Nationwide — Orrin “Checkmate” Hudson, a world-renowned African American educator and founder of a nonprofit called Be Someone, has launched a free online summer camp via Zoom for teenagers and children who need a little bit of help keeping themselves busy this summer. During his online sessions, which are every day from 10am to 11am EST, he teaches them the powerful game of chess
Hudson says that he himself was a gang member as a teenager. His life was destined for failure when a teacher taught him the game of chess. It not only changed his life but as Hudson will tell you, it saved his life. He went on to serve in the Air Force and became an Alabama State Trooper and later, a successful businessman. But in 2001, he heard of a horrific crime in New York City where a group of teenage criminals murdered several fast-food workers, also teens, in a robbery gone bad. “It was then I knew I had to act,” he says. Like then, Hudson now is in action mode, using his Be Someone Inc. program to reach as many young people as he can to teach them there are consequences for every move they make whether in life or on a chessboard.
Hudson’s program has been of heightened interest lately as youth crime has jumped in the Atlanta area, where his training facility is located. Community leaders are coming to him asking for help. He is currently offering several Zoom-based summer camps as well as other hybrid classes that combine virtual instruction with some in-person classes in Stone Mountain. The chess champion – the first African American to win the Birmingham city-wide championship – has reached more than 85,000 young people nationwide – many of them at-risk youngsters – with his non-profit program he launched in 2001. Now he feels an increased urgency to make his chess board available to students no matter where they are. “If they have access to a computer,” explains Hudson, “they have access to me and my life changing program.” More about that in a moment.
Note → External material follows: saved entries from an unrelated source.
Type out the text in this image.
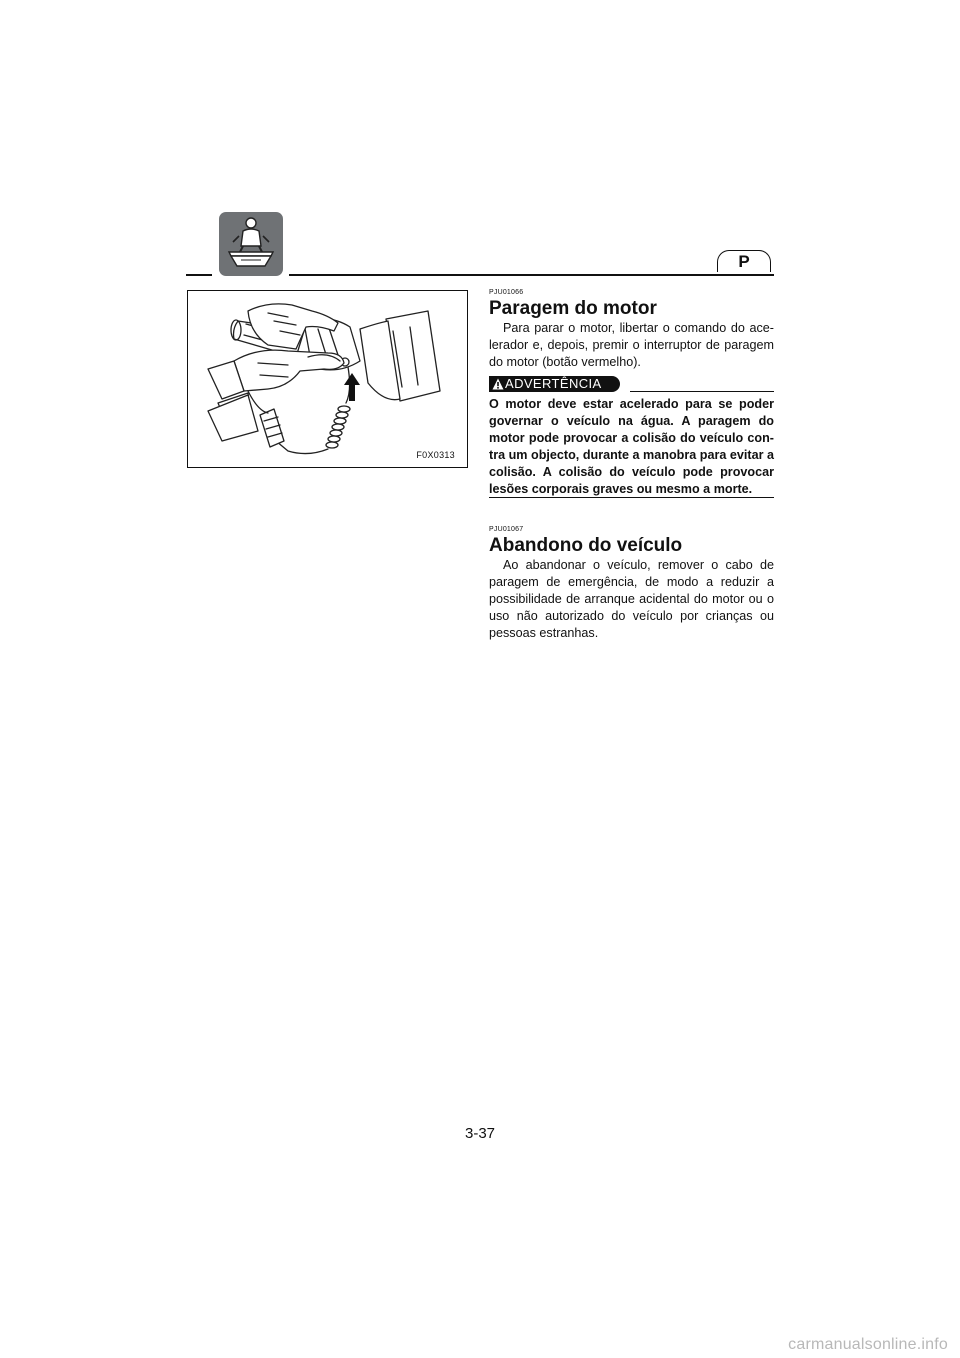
P
F0X0313
PJU01066
Paragem do motor

Para parar o motor, libertar o comando do ace-lerador e, depois, premir o interruptor de paragem do motor (botão vermelho).

ADVERTÊNCIA

O motor deve estar acelerado para se poder governar o veículo na água. A paragem do motor pode provocar a colisão do veículo con-tra um objecto, durante a manobra para evitar a colisão. A colisão do veículo pode provocar lesões corporais graves ou mesmo a morte.

PJU01067
Abandono do veículo

Ao abandonar o veículo, remover o cabo de paragem de emergência, de modo a reduzir a possibilidade de arranque acidental do motor ou o uso não autorizado do veículo por crianças ou pessoas estranhas.

3-37
carmanualsonline.info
So what is it exactly that Hudson provides that resonates with young people today? “Walking the walk and talking the talk” is much more than a cliche’ to this Georgian. “I know what it is like to turn my life over to someone else to make decisions for me. I know what it is to be in trouble and to cause it. I know what it is like to not think past the moment. Tomorrow? It was not part of my thought process,” he stresses. Until… he learned the game of chess. It taught him to use his mind for himself. To make well-thought-out decisions designed to make him a winner, not a street loser, he took what he learned and refined it into a program that uses the game’s required discipline that leads to strong decisions that ultimately result in, what he describes as, “dominion,” owning the future.
Talking the talk? When Hudson talks, kids listen. His no-nonsense way gets their attention from the first word. He is much more than an instructor. He is a mentor who has an interest in every young person sitting in front of him. Every time there is another bad headline extolling the poor decision of another young person, Hudson asks himself, “If I could have reached him or her, I know I could have saved them. I could have helped them avoid the wrong move that changed multiple lives.”
“Brains before bullets,” “Think it out don’t shoot it out,” and “Heads up, pants up, grades up, never give up,” are just a few of the tried and true slogans that Hudson uses that are much more than words to many of today’s young people. “I teach them they own their destiny and they truly are someone,” he says. He continues, “Many of these kids do not see their own value. They have never been taught to believe in goals and expectations and, more importantly, themselves. When they take a seat behind the king, queen, pawns, bishops, knights, and rooks, they learn to become ‘think warriors.’ That is their army and they are the commander.” He laughs, “Now, think like a kid… how cool is that?” His students learn to think ahead and ponder what results will come from each move. As Hudson points out, that is a unique concept to many kids and becomes liberating for them.